Jedwin jumped with a guilty start at his mother's words behind him.

"Ma'am?" he questioned.

"The roses are the best choice for the young lady, I'm sure," Amelia answered easily.

Jedwin paled. How had she found him out? By heaven, did his mother have a Pinkerton detective on his trail? He raised himself to full height and set his jaw with determination.

"This is no concern of yours, Mama," he said sternly. "I am my own man and I will not be led around by your apron strings."

Amelia's mouth dropped open in surprise. "I was only making a suggestion," she retorted. "If you prefer the mignonettes or the cacalia, it is certainly your choice."

"Do you think me obtuse, Mama? I know we are not talking about flowers."

Amelia's expression was momentarily puzzled then hardened to a stubbornly set chin and a pretty pout.

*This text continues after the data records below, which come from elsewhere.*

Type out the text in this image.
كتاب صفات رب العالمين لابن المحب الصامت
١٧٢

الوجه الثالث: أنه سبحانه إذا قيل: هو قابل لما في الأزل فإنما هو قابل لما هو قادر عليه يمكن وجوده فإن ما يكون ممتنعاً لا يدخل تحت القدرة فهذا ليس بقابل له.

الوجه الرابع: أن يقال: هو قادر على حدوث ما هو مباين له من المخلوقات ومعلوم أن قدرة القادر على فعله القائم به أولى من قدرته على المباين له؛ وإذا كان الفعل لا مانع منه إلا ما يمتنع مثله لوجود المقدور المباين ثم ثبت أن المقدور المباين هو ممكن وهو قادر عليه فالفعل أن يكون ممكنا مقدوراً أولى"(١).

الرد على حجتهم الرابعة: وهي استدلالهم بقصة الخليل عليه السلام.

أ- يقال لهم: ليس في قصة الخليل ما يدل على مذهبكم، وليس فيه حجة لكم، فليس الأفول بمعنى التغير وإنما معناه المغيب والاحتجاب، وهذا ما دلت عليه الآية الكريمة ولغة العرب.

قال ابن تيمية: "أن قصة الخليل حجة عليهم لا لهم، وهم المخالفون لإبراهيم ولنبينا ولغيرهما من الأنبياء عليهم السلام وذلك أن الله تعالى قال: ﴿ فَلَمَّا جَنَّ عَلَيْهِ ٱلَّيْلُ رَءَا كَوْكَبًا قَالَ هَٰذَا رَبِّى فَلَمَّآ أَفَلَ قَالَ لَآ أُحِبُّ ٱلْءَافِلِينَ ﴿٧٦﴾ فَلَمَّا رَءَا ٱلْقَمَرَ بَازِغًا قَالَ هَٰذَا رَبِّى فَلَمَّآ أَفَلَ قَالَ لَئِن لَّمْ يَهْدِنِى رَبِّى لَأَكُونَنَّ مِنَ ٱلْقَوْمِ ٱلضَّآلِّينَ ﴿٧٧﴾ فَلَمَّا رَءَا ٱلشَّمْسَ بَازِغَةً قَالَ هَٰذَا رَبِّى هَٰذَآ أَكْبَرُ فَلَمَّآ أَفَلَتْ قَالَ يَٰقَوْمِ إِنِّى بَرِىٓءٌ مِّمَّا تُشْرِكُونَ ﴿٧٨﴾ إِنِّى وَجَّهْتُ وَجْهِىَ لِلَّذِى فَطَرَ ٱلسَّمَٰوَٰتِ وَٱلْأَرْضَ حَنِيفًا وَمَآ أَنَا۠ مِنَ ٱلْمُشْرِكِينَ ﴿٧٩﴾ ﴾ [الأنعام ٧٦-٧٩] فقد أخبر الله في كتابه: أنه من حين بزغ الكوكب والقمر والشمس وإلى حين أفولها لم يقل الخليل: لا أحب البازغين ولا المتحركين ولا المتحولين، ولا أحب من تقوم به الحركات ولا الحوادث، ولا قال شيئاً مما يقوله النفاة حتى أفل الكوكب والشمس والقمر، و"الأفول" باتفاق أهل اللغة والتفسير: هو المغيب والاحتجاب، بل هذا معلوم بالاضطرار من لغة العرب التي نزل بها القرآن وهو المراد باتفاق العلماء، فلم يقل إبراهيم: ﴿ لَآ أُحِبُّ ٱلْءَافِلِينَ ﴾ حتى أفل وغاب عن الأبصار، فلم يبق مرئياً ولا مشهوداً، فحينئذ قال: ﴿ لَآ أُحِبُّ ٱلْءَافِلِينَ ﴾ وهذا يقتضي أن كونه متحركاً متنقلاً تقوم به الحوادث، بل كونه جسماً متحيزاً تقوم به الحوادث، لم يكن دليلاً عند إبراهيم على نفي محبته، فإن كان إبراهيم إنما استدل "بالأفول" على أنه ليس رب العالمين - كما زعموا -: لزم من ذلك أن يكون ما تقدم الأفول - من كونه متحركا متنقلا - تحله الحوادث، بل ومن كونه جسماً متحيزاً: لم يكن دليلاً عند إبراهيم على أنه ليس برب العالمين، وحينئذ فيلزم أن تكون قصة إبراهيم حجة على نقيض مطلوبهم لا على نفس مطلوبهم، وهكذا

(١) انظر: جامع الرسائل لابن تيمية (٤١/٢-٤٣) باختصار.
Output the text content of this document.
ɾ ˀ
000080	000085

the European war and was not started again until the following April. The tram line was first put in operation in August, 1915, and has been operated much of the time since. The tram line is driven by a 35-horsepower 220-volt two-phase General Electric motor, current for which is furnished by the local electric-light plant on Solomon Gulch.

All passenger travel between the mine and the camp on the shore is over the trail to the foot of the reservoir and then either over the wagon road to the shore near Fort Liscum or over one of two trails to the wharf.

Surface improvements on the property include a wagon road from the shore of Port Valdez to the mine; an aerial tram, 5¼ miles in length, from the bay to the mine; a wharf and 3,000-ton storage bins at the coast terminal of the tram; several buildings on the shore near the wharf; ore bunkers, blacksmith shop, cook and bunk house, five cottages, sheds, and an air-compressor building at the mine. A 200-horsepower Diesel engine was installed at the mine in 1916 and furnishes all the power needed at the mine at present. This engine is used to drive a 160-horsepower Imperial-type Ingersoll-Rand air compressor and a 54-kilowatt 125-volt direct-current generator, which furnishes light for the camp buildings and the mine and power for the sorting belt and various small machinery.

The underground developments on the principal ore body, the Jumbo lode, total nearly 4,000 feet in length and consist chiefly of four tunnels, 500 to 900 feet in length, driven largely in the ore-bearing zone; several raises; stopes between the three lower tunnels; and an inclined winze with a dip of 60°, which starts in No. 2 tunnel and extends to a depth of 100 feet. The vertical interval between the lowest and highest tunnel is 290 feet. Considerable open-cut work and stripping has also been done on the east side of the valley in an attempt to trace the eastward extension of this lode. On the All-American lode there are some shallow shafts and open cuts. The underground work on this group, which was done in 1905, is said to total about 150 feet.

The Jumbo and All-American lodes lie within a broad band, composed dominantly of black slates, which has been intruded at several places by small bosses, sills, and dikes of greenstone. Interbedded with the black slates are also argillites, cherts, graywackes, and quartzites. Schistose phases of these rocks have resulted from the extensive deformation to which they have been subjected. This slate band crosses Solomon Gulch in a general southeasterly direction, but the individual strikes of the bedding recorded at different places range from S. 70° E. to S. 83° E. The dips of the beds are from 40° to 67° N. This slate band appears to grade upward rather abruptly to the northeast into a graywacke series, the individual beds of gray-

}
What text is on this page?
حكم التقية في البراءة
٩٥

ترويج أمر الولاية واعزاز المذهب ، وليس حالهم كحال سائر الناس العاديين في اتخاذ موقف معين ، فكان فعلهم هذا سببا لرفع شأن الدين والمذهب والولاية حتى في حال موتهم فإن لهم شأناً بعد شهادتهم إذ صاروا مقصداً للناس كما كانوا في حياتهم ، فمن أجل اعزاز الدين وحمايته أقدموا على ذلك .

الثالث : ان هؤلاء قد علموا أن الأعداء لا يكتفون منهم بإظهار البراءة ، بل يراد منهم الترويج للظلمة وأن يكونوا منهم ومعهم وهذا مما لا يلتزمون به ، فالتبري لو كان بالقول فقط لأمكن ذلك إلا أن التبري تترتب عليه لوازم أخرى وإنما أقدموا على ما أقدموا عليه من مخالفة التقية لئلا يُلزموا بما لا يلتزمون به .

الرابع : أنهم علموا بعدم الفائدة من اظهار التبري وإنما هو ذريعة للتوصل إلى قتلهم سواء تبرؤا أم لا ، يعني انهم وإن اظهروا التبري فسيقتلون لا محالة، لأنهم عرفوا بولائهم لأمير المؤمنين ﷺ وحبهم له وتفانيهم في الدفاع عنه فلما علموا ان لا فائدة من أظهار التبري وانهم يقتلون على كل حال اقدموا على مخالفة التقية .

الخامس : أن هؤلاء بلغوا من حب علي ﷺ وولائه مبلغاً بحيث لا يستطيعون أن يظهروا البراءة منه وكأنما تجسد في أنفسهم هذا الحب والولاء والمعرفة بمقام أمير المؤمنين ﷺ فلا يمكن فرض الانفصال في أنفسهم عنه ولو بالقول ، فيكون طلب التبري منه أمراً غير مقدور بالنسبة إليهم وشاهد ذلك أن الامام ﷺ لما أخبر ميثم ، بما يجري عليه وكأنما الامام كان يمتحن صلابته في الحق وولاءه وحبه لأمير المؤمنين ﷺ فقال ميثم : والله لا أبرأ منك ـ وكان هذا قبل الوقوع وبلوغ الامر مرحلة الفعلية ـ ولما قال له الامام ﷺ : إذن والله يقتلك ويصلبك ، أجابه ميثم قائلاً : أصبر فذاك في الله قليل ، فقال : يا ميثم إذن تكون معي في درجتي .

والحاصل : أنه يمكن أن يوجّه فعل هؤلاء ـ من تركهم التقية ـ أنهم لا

"I suppose you heard me arguing with that awful Mr. Puser." Turning away from Jedwin, she folded her arms obstinately. "That man has not a lick of manners. He is common as acorns in August and I just don't know why you keep him on. Do you know what he said to me?" she asked, turning back to Jedwin, her eyes wide with indignation. "He said that this was
your
business, as if I were just some poor relation preying upon your good nature." Amelia began to pace restlessly. "As if I were not the woman who gave you your very life and sacrificed her own hopes and happiness to insure your own! The man has absolutely no respect for my position. Do you know what he calls me? Not Widow Sparrow, or Mrs. Sparrow, or even"—she stopped momentarily to take an exasperated breath—"not even Miss Amelia. That loathsome, ordinary creature calls me Mellie!"